In 2015, 94-year-old former German SS officer Oskar Gröning went on trial in his home country, charged with complicity in the murder of three hundred thousand Jews at Auschwitz in 1944. Nicknamed the "Accountant of Auschwitz," Gröning was hardly a mastermind of the Holocaust, merely a youthful soldier following orders, collecting and counting the loot, the weathered boots, the valuable possessions of the doomed.

After the war, Germany had little interest in prosecuting its own. It was hard for the German public to accept that so many of its citizens were responsible for the horrific crimes committed under the Third Reich. Many of the lawyers and judges writing the new legal code were themselves former Nazis. The vast majority of Nazi war criminals, from the men who poured Zyklon B into the gas chambers, to the killing squads in charge of shooting mothers and babies into pits, went unpunished after the war. Now, 70 years later, most have perished, but for a man who at age 21, collected the stolen loot of prisoners as they were carted off trains at Auschwitz.

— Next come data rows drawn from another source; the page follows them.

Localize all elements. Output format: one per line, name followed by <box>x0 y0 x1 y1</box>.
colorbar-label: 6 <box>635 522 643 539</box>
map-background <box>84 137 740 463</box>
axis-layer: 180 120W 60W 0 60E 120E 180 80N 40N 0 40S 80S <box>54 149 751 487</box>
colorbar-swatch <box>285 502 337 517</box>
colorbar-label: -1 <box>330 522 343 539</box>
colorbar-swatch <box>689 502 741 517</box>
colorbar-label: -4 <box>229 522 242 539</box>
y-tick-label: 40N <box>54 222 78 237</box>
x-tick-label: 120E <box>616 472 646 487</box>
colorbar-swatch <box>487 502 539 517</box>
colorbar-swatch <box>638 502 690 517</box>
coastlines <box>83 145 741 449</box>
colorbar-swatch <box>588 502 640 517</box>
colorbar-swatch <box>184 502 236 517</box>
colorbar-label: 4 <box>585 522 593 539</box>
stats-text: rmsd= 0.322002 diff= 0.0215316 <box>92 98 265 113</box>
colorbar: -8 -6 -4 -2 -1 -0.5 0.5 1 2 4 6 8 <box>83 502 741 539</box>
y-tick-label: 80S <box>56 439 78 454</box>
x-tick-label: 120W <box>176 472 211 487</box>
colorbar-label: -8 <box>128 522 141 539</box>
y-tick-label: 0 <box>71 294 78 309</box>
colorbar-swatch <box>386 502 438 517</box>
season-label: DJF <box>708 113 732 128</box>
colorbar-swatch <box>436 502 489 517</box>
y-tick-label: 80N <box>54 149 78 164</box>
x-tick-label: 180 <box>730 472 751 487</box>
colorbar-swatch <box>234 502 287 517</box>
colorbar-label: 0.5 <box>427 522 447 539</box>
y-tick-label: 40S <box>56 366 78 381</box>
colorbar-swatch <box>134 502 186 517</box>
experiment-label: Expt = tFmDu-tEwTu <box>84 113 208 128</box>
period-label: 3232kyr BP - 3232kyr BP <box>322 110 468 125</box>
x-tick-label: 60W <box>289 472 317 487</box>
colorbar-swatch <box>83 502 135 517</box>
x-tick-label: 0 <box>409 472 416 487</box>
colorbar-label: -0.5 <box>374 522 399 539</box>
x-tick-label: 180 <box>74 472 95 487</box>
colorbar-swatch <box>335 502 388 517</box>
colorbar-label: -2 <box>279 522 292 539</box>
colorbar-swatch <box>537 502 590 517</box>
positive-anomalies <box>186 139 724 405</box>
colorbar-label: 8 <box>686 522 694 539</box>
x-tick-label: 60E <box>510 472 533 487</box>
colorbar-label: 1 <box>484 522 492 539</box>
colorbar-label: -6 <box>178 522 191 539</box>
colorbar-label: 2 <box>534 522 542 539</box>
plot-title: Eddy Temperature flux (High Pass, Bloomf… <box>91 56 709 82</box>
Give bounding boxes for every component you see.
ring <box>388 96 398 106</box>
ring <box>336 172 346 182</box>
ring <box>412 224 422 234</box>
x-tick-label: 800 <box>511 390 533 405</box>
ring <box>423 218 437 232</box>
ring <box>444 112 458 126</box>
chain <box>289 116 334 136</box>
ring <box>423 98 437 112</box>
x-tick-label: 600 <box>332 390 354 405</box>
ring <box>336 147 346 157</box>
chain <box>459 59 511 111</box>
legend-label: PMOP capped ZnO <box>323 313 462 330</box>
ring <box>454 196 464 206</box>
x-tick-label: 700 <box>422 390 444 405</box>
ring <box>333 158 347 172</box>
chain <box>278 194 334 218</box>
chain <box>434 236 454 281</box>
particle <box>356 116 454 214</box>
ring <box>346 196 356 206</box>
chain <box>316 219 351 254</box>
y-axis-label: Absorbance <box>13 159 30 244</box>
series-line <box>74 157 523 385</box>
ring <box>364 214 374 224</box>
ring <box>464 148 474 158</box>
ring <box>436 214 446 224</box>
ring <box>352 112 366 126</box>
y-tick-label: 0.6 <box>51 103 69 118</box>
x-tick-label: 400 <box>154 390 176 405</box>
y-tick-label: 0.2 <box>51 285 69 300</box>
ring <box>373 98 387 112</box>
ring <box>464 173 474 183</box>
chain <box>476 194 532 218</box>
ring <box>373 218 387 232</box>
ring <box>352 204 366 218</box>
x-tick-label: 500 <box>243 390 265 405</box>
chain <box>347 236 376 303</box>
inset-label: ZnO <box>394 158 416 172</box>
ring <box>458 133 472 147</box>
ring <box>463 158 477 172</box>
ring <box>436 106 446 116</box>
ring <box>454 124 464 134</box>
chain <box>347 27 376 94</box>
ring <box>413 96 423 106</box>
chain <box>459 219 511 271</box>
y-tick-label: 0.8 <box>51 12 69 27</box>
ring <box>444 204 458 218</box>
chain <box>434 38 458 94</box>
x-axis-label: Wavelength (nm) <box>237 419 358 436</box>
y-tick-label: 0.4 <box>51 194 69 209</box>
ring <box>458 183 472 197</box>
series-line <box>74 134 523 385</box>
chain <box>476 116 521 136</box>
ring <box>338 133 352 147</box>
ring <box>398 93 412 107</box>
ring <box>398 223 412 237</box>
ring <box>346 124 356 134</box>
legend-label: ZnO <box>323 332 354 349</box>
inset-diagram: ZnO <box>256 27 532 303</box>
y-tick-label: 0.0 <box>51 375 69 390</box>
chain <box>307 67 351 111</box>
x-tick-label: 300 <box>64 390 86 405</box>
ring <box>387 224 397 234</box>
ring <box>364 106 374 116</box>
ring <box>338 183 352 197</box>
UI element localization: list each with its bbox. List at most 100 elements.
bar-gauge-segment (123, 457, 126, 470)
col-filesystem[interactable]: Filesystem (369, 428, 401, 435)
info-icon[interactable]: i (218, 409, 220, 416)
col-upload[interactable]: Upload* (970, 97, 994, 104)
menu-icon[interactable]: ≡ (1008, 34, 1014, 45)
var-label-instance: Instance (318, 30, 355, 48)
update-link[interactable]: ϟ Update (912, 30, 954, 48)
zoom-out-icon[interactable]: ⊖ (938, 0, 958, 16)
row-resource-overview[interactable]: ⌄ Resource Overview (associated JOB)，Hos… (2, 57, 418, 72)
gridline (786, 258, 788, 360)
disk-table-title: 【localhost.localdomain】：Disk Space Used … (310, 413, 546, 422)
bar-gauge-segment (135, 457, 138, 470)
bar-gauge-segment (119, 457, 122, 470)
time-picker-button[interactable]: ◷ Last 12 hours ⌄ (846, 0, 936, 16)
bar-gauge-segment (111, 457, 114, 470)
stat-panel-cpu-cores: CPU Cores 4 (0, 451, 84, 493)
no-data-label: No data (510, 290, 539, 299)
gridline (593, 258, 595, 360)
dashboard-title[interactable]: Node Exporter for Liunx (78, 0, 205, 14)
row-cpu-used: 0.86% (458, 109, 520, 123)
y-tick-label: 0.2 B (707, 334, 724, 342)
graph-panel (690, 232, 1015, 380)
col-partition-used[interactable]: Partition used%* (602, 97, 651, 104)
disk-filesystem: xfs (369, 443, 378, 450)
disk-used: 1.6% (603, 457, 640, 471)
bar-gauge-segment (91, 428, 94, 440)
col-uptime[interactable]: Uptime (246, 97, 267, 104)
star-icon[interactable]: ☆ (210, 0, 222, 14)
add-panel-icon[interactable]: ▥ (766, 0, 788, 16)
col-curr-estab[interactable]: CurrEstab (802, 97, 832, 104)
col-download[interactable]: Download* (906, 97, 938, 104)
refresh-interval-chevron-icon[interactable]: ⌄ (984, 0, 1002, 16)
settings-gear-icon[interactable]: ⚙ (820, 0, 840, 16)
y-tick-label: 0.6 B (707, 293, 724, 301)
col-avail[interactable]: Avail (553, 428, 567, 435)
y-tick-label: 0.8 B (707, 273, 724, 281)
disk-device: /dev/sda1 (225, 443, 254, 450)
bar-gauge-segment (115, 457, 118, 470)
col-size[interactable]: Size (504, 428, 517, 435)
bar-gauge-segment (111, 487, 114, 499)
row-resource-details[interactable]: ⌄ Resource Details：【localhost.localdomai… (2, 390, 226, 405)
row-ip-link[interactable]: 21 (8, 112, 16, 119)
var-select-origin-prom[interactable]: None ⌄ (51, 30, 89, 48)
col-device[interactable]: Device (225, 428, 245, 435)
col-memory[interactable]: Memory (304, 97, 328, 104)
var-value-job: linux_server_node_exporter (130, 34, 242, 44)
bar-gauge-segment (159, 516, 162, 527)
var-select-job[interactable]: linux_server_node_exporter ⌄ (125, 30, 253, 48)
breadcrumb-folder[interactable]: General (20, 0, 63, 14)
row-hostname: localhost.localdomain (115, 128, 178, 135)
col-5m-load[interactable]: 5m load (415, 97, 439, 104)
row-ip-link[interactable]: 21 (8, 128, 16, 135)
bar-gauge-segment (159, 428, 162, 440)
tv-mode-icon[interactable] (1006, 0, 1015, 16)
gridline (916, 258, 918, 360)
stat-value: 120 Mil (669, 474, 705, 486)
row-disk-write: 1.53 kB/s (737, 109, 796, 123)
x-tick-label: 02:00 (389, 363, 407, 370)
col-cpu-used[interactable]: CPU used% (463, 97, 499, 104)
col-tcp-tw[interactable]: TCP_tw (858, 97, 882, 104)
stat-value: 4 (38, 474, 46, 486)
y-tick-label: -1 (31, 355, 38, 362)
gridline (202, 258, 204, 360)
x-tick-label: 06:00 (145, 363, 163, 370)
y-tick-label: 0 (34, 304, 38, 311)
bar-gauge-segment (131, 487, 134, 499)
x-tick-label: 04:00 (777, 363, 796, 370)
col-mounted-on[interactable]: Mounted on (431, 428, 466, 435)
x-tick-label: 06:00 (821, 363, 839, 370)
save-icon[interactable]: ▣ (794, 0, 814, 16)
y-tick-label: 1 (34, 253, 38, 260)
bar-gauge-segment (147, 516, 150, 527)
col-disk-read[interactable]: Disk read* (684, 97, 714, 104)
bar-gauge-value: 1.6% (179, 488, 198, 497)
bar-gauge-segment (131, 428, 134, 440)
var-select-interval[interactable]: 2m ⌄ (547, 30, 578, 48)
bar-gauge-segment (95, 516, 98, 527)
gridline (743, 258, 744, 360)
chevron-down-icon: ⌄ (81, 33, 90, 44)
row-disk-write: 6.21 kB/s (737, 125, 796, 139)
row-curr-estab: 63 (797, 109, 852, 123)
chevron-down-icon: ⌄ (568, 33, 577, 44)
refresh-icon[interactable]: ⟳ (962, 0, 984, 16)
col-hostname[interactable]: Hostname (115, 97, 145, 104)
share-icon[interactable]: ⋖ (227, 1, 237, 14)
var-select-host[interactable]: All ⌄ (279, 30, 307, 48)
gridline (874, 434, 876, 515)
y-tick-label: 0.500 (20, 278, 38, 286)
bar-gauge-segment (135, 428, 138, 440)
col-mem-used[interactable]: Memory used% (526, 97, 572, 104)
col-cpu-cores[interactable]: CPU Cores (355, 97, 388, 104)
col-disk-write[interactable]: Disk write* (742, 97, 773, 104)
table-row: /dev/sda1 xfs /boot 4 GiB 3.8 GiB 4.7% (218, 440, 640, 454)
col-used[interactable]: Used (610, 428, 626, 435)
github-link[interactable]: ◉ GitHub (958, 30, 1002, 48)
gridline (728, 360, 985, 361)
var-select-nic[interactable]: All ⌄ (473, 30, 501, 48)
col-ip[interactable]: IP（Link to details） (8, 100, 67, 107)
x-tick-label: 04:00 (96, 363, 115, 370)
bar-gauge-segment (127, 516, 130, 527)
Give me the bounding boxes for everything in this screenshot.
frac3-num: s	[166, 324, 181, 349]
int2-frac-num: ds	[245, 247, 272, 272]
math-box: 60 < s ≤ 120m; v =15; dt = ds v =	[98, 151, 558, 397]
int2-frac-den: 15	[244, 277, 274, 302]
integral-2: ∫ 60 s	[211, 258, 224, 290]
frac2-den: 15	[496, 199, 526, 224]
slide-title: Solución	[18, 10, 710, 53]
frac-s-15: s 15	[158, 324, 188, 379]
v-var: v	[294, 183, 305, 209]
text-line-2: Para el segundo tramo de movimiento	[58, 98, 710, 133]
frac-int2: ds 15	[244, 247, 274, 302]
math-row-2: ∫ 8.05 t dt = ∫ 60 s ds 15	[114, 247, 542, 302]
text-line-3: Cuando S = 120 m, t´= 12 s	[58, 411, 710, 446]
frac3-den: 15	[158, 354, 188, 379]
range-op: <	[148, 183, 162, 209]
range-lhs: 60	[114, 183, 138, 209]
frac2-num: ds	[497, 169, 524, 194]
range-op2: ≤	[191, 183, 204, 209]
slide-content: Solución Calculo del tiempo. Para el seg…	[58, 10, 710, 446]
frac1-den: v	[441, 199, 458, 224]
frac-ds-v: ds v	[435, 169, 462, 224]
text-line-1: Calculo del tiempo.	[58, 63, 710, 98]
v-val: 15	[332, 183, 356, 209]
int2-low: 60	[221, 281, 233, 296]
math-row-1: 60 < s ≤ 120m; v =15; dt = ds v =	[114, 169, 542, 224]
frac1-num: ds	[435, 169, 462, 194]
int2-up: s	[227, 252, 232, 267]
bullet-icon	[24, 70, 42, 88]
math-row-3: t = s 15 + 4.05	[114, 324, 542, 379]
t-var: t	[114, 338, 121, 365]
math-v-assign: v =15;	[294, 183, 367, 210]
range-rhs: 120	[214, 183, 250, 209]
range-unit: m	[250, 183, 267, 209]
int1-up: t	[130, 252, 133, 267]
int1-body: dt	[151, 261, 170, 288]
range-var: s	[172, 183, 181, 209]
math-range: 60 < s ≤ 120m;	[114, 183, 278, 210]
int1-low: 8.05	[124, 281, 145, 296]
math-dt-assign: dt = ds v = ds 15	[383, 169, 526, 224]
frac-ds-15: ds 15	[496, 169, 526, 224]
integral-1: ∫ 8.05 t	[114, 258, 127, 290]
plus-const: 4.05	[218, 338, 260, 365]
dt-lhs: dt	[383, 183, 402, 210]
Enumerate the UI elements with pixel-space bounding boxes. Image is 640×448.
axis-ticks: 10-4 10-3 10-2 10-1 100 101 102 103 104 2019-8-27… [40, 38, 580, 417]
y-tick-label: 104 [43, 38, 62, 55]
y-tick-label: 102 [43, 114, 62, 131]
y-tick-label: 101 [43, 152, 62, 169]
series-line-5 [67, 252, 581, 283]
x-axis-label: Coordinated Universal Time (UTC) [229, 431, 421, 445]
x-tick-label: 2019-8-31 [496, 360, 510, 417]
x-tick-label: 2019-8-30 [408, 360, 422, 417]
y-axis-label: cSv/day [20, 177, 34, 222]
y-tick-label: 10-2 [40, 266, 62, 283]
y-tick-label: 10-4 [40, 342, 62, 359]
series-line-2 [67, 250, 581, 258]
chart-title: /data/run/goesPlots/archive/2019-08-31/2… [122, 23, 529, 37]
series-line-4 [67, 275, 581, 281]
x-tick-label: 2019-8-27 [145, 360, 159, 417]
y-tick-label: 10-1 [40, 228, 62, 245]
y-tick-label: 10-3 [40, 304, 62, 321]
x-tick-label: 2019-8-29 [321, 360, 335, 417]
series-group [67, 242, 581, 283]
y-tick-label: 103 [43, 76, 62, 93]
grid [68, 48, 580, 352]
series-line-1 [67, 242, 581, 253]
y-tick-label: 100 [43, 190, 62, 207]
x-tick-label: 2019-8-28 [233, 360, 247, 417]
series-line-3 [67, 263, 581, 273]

Gröning never killed anyone. As he put it, he was a mere cog in a large killing machine. He was just following orders. But he was there. He was a witness to, and helped to run, a system of death that killed 1.1 million people.

Gröning came forward in 1985, standing up to Holocaust deniers in an attempt to set the record straight. He gave a public interview in 2005, believing himself to be exempt from prosecution. But in 2009, a push by a new generation of lawyers in Germany, coupled with a change in legal thinking, meant anyone who served at a death camp could be tried as an accessory to murder. The net suddenly got much wider, and Gröning could face prosecution. His 2005 interview made prosecutors aware of his role in the Holocaust, and in 2013 they pressed charges.

The Accountant of Auschwitz traces the last journey of Oskar Gröning – from a humble cottage with his name on the courtyard wall to the defendant's chair in a German courtroom – and of Auschwitz survivors from North America who lost everything that was dear to them. From the failure of German post-war trials to the rise of right-wing extremism around the world, enfolded in this taut and trenchant drama is modern Germany itself, as a new generation of men and women seek to make up for the sins of their parents and grandparents in a land where every young man once was, or could have been, Oskar Gröning.

The Accountant of Auschwitz reflects not only one frail bookkeeper’s penitence, but the world’s responsibility to hold the worst of human horrors forever to public view. Bringing war criminals to justice, with no statute of limitations, asks fundamental moral questions with few simple answers. From Nuremberg to the new alt-right, The Accountant of Auschwitz constructs a stark reminder that those who forget history are doomed to repeat it.